Technically – as for many others – my room has recently become my entire world. Its boundaries defining the size of the universe I’m allowed to walk in, do yoga, sleep, eat, think, supposedly ‘create’ and counter-productively obsess about everything that’s been going on. ‘A room of one’s own, just like Virginia Woolf’ my mother, who’s now in Italy – and more resigned to the quarantine faith, would say. However, Virginia didn’t have to put up with zoom, skype, facetime, instagram lives or Tik toks to continuously pouring out content from her phone and keep her entertained during the dullest hours of the doom.
For some it has become the opportunity to just finally lead a reclusive, quite monastic life, but with the blessings of society – whilst also being able to dedicate unprecedented amount of time to their passion, until now only a part-time hobby. Whereas for others the constraint of a secluded routine is slowly tearing them apart, disrupting their sleep and feelings. Who’s not experiencing that though.
Maybe here lies the reason why we are practically drowning in shareable content created by the non- creatives (if it is even possible to make a clear-cut distinction), that at the end of the day represent more of a distraction than a meaningful contribution to the current sensibility aka ‘contemporary art scene’.
Such overflowing of ‘creativity’ is important as a stress release, it seems, to keep the anxiety at bay. True, but also, is it though? Where does this anxiety of boredom come from? How is it even possible to be bored, to have ‘nothing to do’ – isn’t it rather to have nothing keeping you from yourself, your own thoughts and issues? Those which so easily, in previous times, were just buried under a tower of deadlines, appointments and chores. Isn’t it more of a way to escape ourselves? Engage with digital distractions as an attempt to refuse facing our demons?
Boredom represents an essential part of the creative process, far from preventing it. It is not an ‘artist block’ but only a temporary lack of usefulness and an opportunity for uselessness to prove its worth. Something enabling us to step aside from the profoundly capitalistic belief of constant production. Relentlessly coming up with projects and artefacts ready to be consumed is in fact not really following the organic growth of an idea. Daydreaming and imagination only comes from a place of boredom, as well as important realisations on the self. Usually those are facilitated in the morning, during a staring- at-the-void session in your bed, or while shaving your left leg in the shower, or perhaps when laying on the floor after dusting your room properly for the first time in two years. Those blank spaces are precious, the only ones giving a breather for intuition to stretch and flex.
So, people – rejoice! The advent of the kingdom of Boredom is impending on us and there is no way to escape it for now. It is a question of getting used to it and negotiate our terms with it.

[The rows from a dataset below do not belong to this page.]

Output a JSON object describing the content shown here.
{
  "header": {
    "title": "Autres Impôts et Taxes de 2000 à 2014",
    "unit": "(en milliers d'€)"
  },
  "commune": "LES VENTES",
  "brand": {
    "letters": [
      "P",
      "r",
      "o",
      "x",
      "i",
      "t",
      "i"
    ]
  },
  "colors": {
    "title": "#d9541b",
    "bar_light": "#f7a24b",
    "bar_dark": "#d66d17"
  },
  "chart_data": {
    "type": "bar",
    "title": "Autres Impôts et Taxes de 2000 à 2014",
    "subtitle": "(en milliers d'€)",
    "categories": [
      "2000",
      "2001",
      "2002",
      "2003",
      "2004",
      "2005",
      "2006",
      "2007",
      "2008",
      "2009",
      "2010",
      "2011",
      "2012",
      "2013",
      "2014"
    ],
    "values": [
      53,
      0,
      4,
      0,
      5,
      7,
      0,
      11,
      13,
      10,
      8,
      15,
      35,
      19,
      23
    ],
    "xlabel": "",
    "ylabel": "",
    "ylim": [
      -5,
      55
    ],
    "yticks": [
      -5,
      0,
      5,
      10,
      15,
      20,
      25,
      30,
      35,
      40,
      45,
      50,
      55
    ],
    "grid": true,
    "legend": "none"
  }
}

The process however, requires patience, and perhaps this is what we are meant to learn from this experience; and believe me, you are being told that from someone whose ambition was never to master such ability or has ever been any good at trying.
Then be bored, embrace it and stop trying to control the uncontrollable – the future of our finances, the aftermath of the ‘quiet Apocalypse’. Focus on being bored, with nothing to do – maybe a dormant craving, a forgotten breakthrough will come out of it – or maybe we can just practice the ancient Roman art of ’dolce far niente’ (Sweetly non-doing). Legitimately, for the first time in a long time.